Spark Performance Tuning with Scala

Tune Apache Spark for best performance. Master Spark internals and configurations for maximum speed and memory efficiency for your cluster.

 

They say Spark is fast. How do I make the best out of it?

I wrote a lot of Spark jobs over the past few years. Some of my old data pipelines are probably still running as you're reading this. However, my journey with Spark had massive pain. You've probably seen this too.
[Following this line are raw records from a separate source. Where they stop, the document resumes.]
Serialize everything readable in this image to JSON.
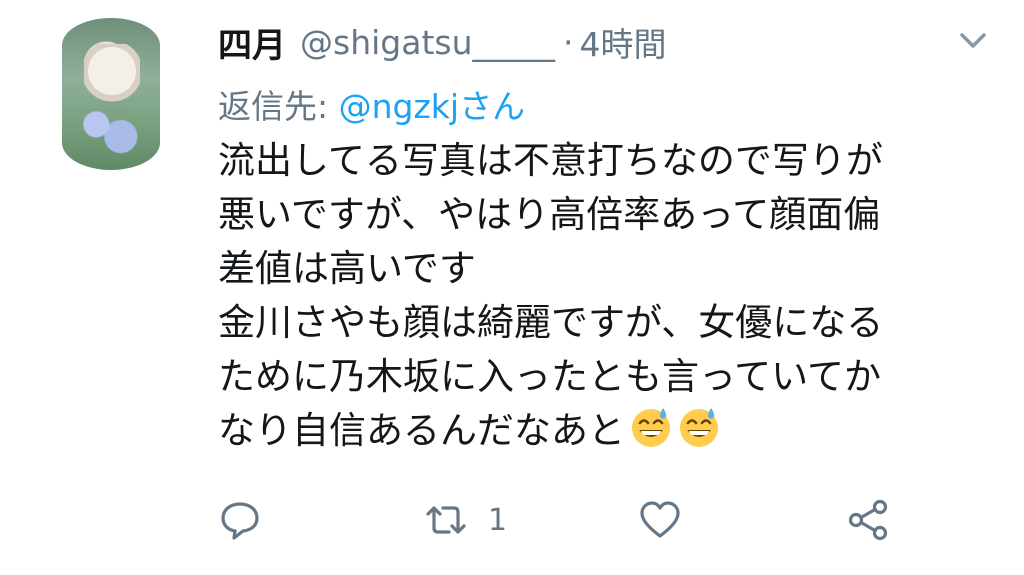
{
  "tweet": {
    "display_name": "四月",
    "handle": "@shigatsu_____",
    "separator": "·",
    "time": "4時間",
    "reply_prefix": "返信先: ",
    "reply_mention": "@ngzkjさん",
    "lines": [
      "流出してる写真は不意打ちなので写りが",
      "悪いですが、やはり高倍率あって顔面偏",
      "差値は高いです",
      "金川さやも顔は綺麗ですが、女優になる",
      "ために乃木坂に入ったとも言っていてか",
      "なり自信あるんだなあと"
    ],
    "trailing_emoji": [
      "grinning-sweat-emoji",
      "grinning-sweat-emoji"
    ]
  },
  "actions": {
    "reply_icon": "reply-icon",
    "retweet_icon": "retweet-icon",
    "retweet_count": "1",
    "like_icon": "heart-icon",
    "share_icon": "share-icon"
  },
  "colors": {
    "text": "#14171a",
    "muted": "#657786",
    "link": "#1da1f2",
    "emoji_face": "#ffcc4d",
    "emoji_sweat": "#5dadec"
  }
}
  • You run 3 big jobs with the same DataFrame, so you try to cache it - but then you look in the UI and it's nowhere to be found.
  • You're finally given the cluster you've been asking for... and then you're like "OK, now how many executors do I pick?".
  • You have a simple job with 1GB of data that takes 5 minutes for 1149 tasks... and 3 hours on the last task.
  • You have a big dataset and you know you're supposed to partition it right, but you can't pick a number between 2 and 50000 because you can find good reasons for both!
  • You search for "caching", "serialization", "partitioning", "tuning" and you only find obscure blog posts and narrow StackOverflow questions.

Unless you have some massive experience or you're a Spark committer, you're probably using 10% of Spark capabilities.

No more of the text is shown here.